3D Scene Understanding with Vision-Language Models

I am currently exploring how vision-language models (VLMs) can be applied to 3D scene understanding. By integrating visual perception with language-based reasoning, I am working on building systems that interpret complex environments and interact meaningfully with them. Specifically, my goal is to enable embodied agents to perform egocentric 3D perception and scene reconstruction in both static and dynamic settings. This involves leveraging multimodal data—such as RGB, depth, and natural language—to infer spatial semantics, estimate human motion and intent, and reconstruct actionable representations of physical environments. I am particularly interested in scalable simulation frameworks and dataset construction methods that support generalizable scene understanding and manipulation, ultimately bridging the gap between real-world perception and virtual embodiment.

Mixed Reality (MR) and eXtended Reality (XR)

I am actively researching and developing immersive MR/XR systems that bridge the gap between physical and digital spaces. My work centers on creating intuitive spatial interfaces and adaptive interaction models that enhance presence, continuity, and embodied engagement in extended reality environments. This involves exploring multimodal input channels—such as gaze, gesture, and natural language—and context-aware feedback systems that respond fluidly to user intention and environmental dynamics. Through this, I aim to contribute to the foundations of persistent, scalable, and socially meaningful “XR wave” that redefine how people perceive, interact with, and inhabit both virtual and physical worlds.

3D Generative AI

I am engaged in advancing the field of 3D Generative Artificial Intelligence, with a focus on developing models that synthesize high-fidelity, semantically meaningful three-dimensional content. My research aims to enable automated and controllable generation of 3D assets—ranging from individual objects to complex scenes—by leveraging recent progress in generative modeling, neural implicit representations, and differentiable rendering techniques.

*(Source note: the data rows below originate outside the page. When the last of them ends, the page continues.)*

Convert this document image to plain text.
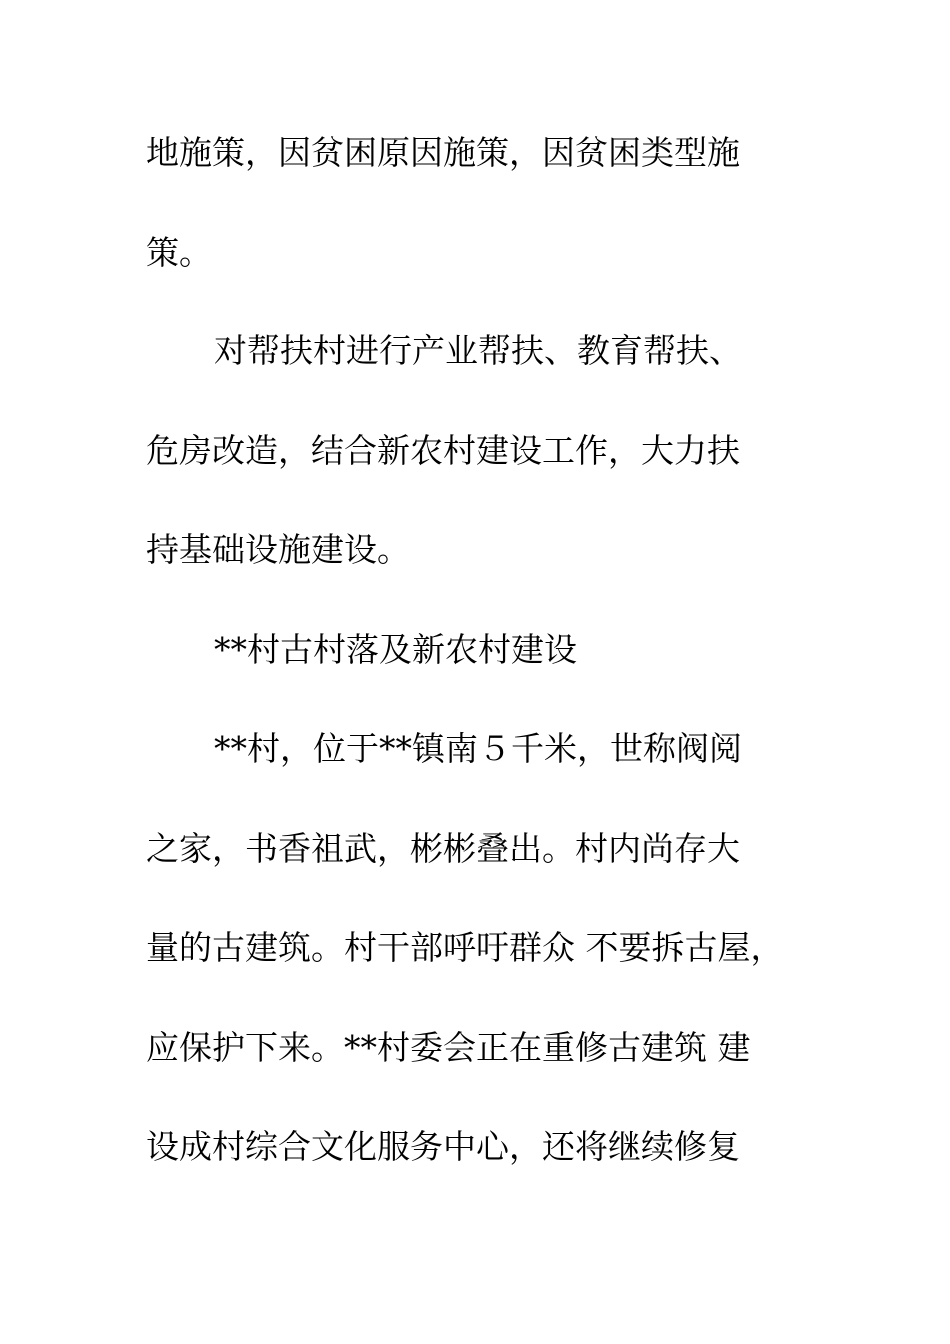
地施策，因贫困原因施策，因贫困类型施
策。
对帮扶村进行产业帮扶、教育帮扶、
危房改造，结合新农村建设工作，大力扶
持基础设施建设。
**村古村落及新农村建设
**村，位于**镇南５千米，世称阀阅
之家，书香祖武，彬彬叠出。村内尚存大
量的古建筑。村干部呼吁群众 不要拆古屋，
应保护下来。**村委会正在重修古建筑 建
设成村综合文化服务中心，还将继续修复
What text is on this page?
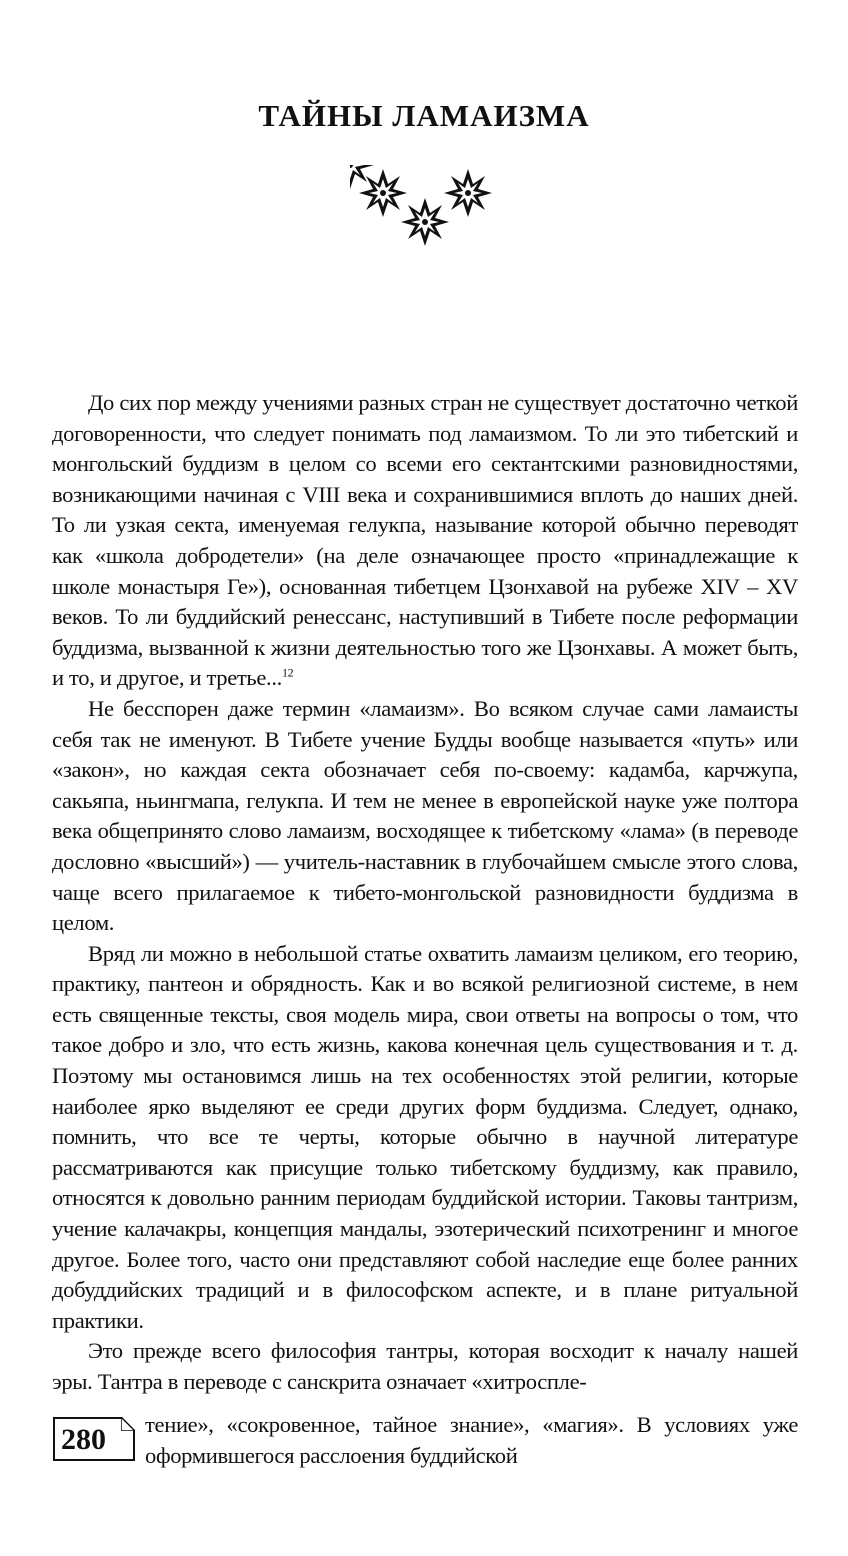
ТАЙНЫ ЛАМАИЗМА

До сих пор между учениями разных стран не существует достаточно четкой договоренности, что следует понимать под ламаизмом. То ли это тибетский и монгольский буддизм в целом со всеми его сектантскими разновидностями, возникающими начиная с VIII века и сохранившимися вплоть до наших дней. То ли узкая секта, именуемая гелукпа, называние которой обычно переводят как «школа добродетели» (на деле означающее просто «принадлежащие к школе монастыря Ге»), основанная тибетцем Цзонхавой на рубеже XIV – XV веков. То ли буддийский ренессанс, наступивший в Тибете после реформации буддизма, вызванной к жизни деятельностью того же Цзонхавы. А может быть, и то, и другое, и третье...$^{12}$

Не бесспорен даже термин «ламаизм». Во всяком случае сами ламаисты себя так не именуют. В Тибете учение Будды вообще называется «путь» или «закон», но каждая секта обозначает себя по-своему: кадамба, карчжупа, сакьяпа, ньингмапа, гелукпа. И тем не менее в европейской науке уже полтора века общепринято слово ламаизм, восходящее к тибетскому «лама» (в переводе дословно «высший») — учитель-наставник в глубочайшем смысле этого слова, чаще всего прилагаемое к тибето-монгольской разновидности буддизма в целом.

Вряд ли можно в небольшой статье охватить ламаизм целиком, его теорию, практику, пантеон и обрядность. Как и во всякой религиозной системе, в нем есть священные тексты, своя модель мира, свои ответы на вопросы о том, что такое добро и зло, что есть жизнь, какова конечная цель существования и т. д. Поэтому мы остановимся лишь на тех особенностях этой религии, которые наиболее ярко выделяют ее среди других форм буддизма. Следует, однако, помнить, что все те черты, которые обычно в научной литературе рассматриваются как присущие только тибетскому буддизму, как правило, относятся к довольно ранним периодам буддийской истории. Таковы тантризм, учение калачакры, концепция мандалы, эзотерический психотренинг и многое другое. Более того, часто они представляют собой наследие еще более ранних добуддийских традиций и в философском аспекте, и в плане ритуальной практики.

Это прежде всего философия тантры, которая восходит к началу нашей эры. Тантра в переводе с санскрита означает «хитроспле-

280 тение», «сокровенное, тайное знание», «магия». В условиях уже оформившегося расслоения буддийской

At the core of this work is the pursuit of scalable frameworks that bridge data-driven creativity with spatial reasoning, supporting applications in extended reality (XR), simulation environments, and digital twin systems. By integrating generative 3D models into interactive platforms, I aim to streamline the content creation pipeline and contribute to the foundations of next-generation immersive systems. My long-term objective is to expand the expressive potential of AI in spatial computing, enabling richer human–AI collaboration in both virtual and physical dimensions.

Digital Twin & Virtual Simulation for Robotics with VLA models

GROOT N1 Architecture

I am conducting research on real-time digital twin systems that enable simulation, monitoring, and control of robotic agents in complex and dynamic environments. My focus lies in integrating vision, language, and action (VLA) models to develop embodied agents capable of high-level reasoning and autonomous decision-making across both virtual and physical domains. This involves building generalizable frameworks that support scalable simulation-to-reality transfer and grounded interaction through multimodal inputs.